Re: [PATCH v5 00/21] Virtual Swap Space

From: Yosry Ahmed

Date: Thu Apr 23 2026 - 16:52:19 EST


> > > Yes, this absolutely works. In fact, I previously posted a working RFC
> > > based on this idea. In that series, clusters are dynamically
> > > allocated, allowing the swap space to be dynamically sized
> > > (essentially infinite) while reusing all the existing infrastructure:
> > > https://lore.kernel.org/all/20260220-swap-table-p4-v1-0-104795d19815@xxxxxxxxxxx/
> >
> > There are a few aspects that I don't agree with in this RFC, and I think
> > Nhat and Johannes raised most of them. Mostly that I don't want to
> > expose ghost swapfiles or similar to userspace.
> >
> > I think userspace's view of swapfiles should remain the same and reflect
> > the physical swap slots. The virtual swap layer should be completely
> > transparent in this case. Userspace shouldn't need to configure it in
> > any way.
>
> That approach is definitely doable. For example, with that RFC we
> could simply drop the interface I introduced and enable it via a
> different knob, and that would be very close to it. :)
>
> Using a swapfile to represent the virtual layer externally just made
> it more flexible.

I think it makes it less flexible to be honest. Once it's exposed to
userspace there's little we can change about it, and userspace needs
to set it up.

> I agree that the RFC design was a bit confusing and
> could be improved. There is no technical difficulty in hiding it from
> userspace; it's mostly a design choice. And even if we don't use a
> swapfile to represent it internally, all the other infrastructure can
> still be reused without much modification.

Yeah that's what I was getting at. It doesn't even need to be a
swapfile in the kernel, at the very least it should be named
differently to avoid confusion with actual swapfiles.

> Using a swapfile does have its benefits, though. For example, the
> virtual layer could act as an ordinary tier following YoungJun's
> design:
> https://lore.kernel.org/linux-mm/20260421055323.940344-1-youngjun.park@xxxxxxx/

Hmm I didn't look too closely at this but I don't understand how
making it a swapfile helps with tiering? If anything, I think it makes
tiering more difficult. For tiering to work, we need an
abstraction/redirection layer, such that we don't need to update the
page tables (or shmem pagecache) if we demote/promote pages. That is
exactly the use case for a virtual swap layer. The page tables point
at a virtual swap ID and the backend could change transparently (e.g.
for zswap writeback, or tiering).

If we make the virtual layer a swapfile, how do we demote/promote
without updating page tables?

IOW, I think the whole reason we want a virtual layer is to separate
the backends, which would facilitate tiering. If the virtual layer is
itself a swapfile, wouldn't it become one of the tiers?

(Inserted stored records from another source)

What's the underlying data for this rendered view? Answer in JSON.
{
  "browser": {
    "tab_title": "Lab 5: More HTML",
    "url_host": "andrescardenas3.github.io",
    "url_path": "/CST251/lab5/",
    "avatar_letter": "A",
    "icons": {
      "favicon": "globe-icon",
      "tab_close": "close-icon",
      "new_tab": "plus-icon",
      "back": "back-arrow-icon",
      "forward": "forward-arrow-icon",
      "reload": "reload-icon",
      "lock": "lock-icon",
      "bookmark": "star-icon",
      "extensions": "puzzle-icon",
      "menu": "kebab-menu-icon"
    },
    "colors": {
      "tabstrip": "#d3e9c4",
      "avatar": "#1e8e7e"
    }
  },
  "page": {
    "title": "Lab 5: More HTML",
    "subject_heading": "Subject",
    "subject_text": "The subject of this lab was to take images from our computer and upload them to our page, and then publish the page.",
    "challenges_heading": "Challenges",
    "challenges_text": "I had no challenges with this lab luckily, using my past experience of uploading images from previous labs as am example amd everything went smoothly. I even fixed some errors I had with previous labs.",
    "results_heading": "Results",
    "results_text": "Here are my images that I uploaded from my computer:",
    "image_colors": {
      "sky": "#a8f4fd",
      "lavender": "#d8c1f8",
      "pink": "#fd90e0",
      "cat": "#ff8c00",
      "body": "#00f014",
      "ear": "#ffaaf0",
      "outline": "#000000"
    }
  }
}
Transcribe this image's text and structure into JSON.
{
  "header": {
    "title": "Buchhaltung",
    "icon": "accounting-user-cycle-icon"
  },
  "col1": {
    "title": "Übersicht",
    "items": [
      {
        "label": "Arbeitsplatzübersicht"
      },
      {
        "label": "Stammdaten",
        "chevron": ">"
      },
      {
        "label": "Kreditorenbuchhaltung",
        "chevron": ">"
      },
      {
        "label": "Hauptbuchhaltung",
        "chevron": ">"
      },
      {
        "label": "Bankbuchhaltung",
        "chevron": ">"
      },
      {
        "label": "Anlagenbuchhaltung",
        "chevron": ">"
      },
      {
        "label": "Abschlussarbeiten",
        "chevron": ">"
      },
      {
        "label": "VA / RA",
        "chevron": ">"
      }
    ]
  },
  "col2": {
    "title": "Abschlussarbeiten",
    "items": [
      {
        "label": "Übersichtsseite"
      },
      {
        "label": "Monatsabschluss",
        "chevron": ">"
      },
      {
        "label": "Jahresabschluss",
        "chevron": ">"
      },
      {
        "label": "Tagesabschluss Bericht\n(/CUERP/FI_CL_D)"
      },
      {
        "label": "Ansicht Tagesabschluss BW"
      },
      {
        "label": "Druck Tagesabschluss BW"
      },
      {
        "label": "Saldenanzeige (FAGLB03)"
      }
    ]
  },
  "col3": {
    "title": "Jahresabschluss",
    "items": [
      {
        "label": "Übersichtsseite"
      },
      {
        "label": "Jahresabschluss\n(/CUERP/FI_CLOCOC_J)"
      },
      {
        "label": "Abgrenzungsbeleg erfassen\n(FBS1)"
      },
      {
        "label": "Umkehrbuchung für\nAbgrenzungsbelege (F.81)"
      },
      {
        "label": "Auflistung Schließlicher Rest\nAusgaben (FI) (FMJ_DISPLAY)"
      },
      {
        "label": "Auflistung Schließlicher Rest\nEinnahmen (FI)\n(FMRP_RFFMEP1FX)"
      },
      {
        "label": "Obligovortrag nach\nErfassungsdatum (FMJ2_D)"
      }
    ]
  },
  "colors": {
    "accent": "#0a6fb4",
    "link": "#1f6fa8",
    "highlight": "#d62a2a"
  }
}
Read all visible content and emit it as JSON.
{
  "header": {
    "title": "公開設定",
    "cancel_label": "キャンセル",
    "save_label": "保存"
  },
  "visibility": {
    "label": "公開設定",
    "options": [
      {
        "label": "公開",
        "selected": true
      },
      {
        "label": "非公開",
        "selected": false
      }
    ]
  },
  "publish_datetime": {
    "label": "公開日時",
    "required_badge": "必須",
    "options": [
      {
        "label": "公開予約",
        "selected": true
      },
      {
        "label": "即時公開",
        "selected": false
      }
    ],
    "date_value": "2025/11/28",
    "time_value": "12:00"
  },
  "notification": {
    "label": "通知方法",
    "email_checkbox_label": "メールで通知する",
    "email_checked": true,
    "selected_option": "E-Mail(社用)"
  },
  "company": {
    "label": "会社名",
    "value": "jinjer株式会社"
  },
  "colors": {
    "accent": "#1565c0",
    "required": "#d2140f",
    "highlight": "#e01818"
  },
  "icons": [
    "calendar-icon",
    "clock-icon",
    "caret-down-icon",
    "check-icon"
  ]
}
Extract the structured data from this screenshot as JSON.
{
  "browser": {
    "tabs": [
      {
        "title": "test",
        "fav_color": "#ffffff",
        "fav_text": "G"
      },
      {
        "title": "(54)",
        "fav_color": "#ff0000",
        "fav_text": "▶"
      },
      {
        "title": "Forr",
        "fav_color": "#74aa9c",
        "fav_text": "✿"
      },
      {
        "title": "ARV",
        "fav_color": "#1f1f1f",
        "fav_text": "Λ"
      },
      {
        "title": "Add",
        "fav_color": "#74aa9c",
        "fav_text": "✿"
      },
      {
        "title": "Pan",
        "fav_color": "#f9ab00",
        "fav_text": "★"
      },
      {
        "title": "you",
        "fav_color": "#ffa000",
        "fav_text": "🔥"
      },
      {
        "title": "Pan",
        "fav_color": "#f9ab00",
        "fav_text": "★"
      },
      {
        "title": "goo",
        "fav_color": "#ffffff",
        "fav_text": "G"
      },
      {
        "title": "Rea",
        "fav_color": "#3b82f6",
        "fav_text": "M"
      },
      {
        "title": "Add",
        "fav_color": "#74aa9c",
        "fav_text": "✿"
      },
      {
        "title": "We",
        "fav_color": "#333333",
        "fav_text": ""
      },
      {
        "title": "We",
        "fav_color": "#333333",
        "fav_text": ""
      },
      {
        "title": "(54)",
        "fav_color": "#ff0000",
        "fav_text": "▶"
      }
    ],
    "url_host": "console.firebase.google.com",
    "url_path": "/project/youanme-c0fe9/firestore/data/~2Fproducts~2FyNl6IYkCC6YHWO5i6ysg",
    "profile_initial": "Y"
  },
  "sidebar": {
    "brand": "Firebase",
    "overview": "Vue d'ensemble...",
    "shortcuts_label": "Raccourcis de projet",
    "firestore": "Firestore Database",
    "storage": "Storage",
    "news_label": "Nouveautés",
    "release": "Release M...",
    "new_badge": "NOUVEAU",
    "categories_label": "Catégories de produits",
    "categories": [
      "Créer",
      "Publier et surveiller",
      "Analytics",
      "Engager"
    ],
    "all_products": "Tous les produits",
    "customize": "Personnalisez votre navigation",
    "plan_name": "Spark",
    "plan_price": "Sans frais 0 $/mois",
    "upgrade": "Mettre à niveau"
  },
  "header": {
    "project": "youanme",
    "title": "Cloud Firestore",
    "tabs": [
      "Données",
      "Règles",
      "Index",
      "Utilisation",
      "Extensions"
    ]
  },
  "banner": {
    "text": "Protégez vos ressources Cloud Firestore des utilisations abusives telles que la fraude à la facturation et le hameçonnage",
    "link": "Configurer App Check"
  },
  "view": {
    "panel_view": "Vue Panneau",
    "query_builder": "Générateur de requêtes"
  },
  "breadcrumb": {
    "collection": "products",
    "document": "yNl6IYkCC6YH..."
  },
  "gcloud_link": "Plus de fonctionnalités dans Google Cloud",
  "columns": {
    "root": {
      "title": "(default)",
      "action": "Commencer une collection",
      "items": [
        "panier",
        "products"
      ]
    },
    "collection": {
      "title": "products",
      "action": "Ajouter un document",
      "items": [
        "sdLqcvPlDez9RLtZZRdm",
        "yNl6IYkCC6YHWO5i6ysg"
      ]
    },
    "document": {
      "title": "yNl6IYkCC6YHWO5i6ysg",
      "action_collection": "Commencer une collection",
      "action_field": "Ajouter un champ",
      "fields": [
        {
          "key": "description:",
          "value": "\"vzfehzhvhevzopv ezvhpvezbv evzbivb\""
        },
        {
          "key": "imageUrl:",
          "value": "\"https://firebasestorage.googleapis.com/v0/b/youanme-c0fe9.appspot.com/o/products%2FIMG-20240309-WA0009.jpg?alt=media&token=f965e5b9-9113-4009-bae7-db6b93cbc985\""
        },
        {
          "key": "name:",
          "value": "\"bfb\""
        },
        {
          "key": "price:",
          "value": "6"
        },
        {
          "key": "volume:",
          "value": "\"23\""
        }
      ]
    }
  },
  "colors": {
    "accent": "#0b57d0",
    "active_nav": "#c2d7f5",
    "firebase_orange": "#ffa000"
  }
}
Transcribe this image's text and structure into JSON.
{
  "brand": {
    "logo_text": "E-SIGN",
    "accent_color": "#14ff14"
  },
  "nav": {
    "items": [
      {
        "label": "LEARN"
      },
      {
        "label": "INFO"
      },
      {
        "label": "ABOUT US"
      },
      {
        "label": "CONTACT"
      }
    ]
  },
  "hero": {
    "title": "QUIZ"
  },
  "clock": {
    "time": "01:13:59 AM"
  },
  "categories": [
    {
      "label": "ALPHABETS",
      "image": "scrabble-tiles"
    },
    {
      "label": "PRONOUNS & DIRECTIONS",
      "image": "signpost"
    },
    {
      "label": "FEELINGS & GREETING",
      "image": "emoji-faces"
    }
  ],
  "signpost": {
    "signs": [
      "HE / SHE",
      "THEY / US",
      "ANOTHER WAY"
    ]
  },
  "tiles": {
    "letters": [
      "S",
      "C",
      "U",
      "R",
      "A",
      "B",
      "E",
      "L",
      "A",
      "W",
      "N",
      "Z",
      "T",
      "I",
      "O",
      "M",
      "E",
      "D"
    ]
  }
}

> It also means we wouldn't need to introduce things like a new,
> virtual-specific swapoff mechanism.

We don't *need* to introduce this, at least not initially. Only if we
have a good use case for it.

> > In an ideal world, the only noticeable change from userspace is that
> > with zswap, compressed pages would stop using slots in the swapfile and
> > charging the memcg for them -- and that zswap would work even without a
> > swapfile, by just enabling it. This is admittedly a user-visible
> > behavioral change, but I am hoping that's a good one that we can live
> > with.
>
> Totally agree with the ideal end goal for zswap. just not sure if
> that's the right place to start for this usage, zswap doesn't always
> apply. For instance, we have SSDs with built-in compression,
> software-based storage stacks with built-in compression and
> deduplication, swap over RDMA, and, most notably, ZRAM users. They
> don't necessarily need zswap or a virtual layer, and the upper layer
> better be as much simplified as possible.

Right, it's not necessarily zswap at all. As I mentioned above, the
same logic applies for swap tiering. You can actually consider zswap
one of the tiers (more-or-less). If you have one swapfile (or one
tier) like the ones you mention above, the virtual layer just always
points to a single backend (e.g. the slot in the swapfile). There
might be some additional overhead, but I think it would be minimal if
we use the cluster-based approach you have been pushing to eliminate
static overhead and make it all dynamic based on actual usage.

At a high-level, if we have a single tier/swapfile, I think the only
additional overhead would be the reverse mapping from the swap slot to
the virtual swap layer, which would be 8 bytes or so for every swapped
out entry, right?

I think this was discussed before but I still wonder if we really need
a reverse mapping, if it's only to optimize swapoff then I don't think
it's a requirement. We can still scan the virtual swap layer to look
for slots to swapin. It would still be better than scanning the page
tables as we do today. But I think there were other use cases for the
reverse mapping, I just forgot what they were.